You were required to be keen on co-curricular activities too.
You were always compared with the best of all in all the aspects and motivated to chase. Sometimes with a stick or sometimes with a chocolate. Contentment of a parent about the child was a dream.
You had 24 hours to go to school, eat, sleep, play, study, take up your co-curricular activites. You were not so wise to be stressed. And aware that worrying never changed future. What a blessing?

You had peaceful sleep every night.
Your competition was with many and in different aspects.
Competition didn’t demotivate you.
Everything felt like achievable. Whatever you could’nt achieve, you had the courage and confidence to accept your shortfalls on a very positive note that “I didnt work hard, I skipped classes, was more playful but it wasn’t that I was dumb.”

And then we grew up to blame everything other than self.

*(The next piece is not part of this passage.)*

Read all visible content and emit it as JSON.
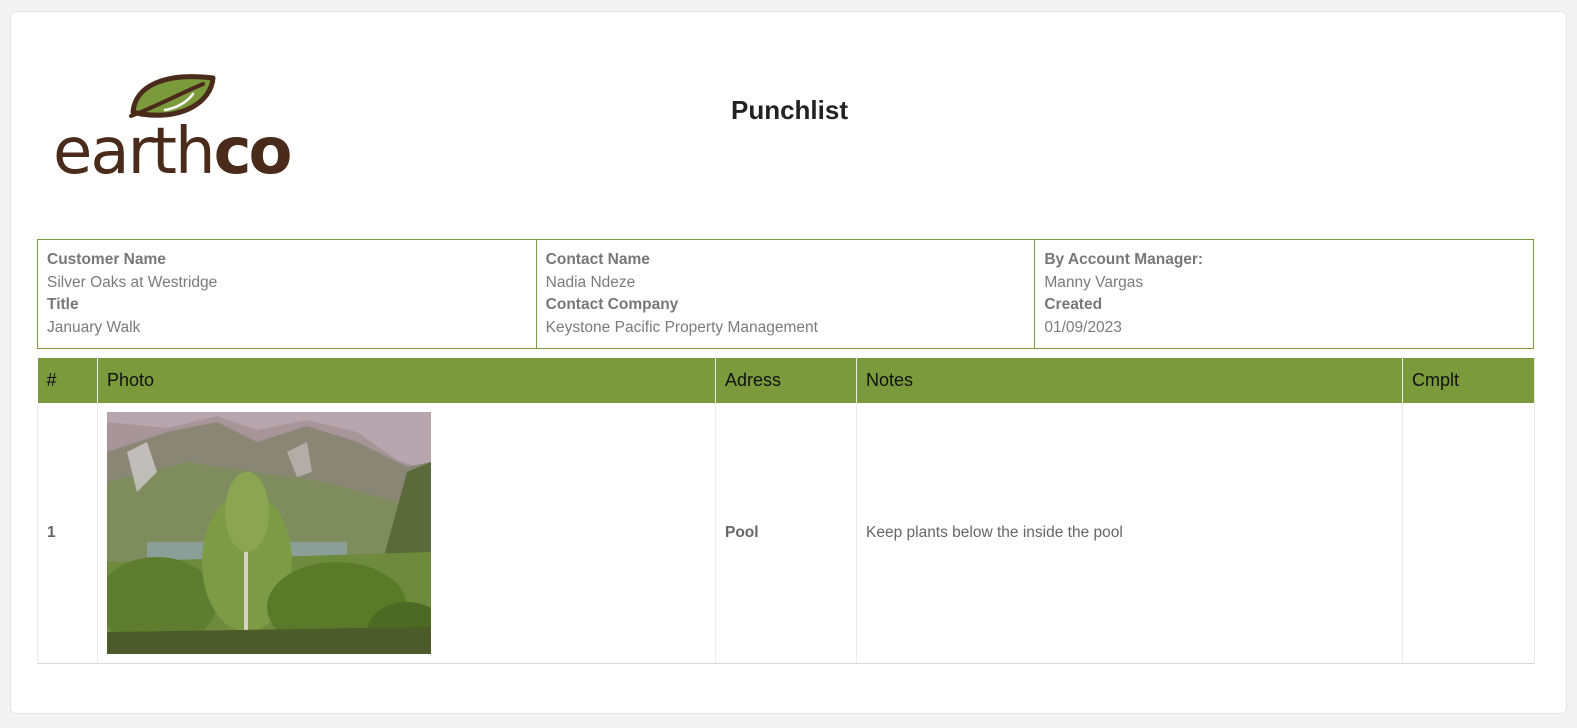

Everything was impossible.
Going to office became a herculian task. Deadlines started giving us sleepless nights. It seemed like we were required to learn and apply rocket science everyday. We weren’t good enough to achieve anything great. We felt survival itself was the greatest achievement.
What went wrong?
We drew lot of boundaries and limitations around our brain. We didn’t have our parents to motivate and say nothing is impossible and you are too good to give reasons or keep us grounded when overconfidence surrounded us.
Now we all know what happened to us.
Can we make an attempt to correct ourselves?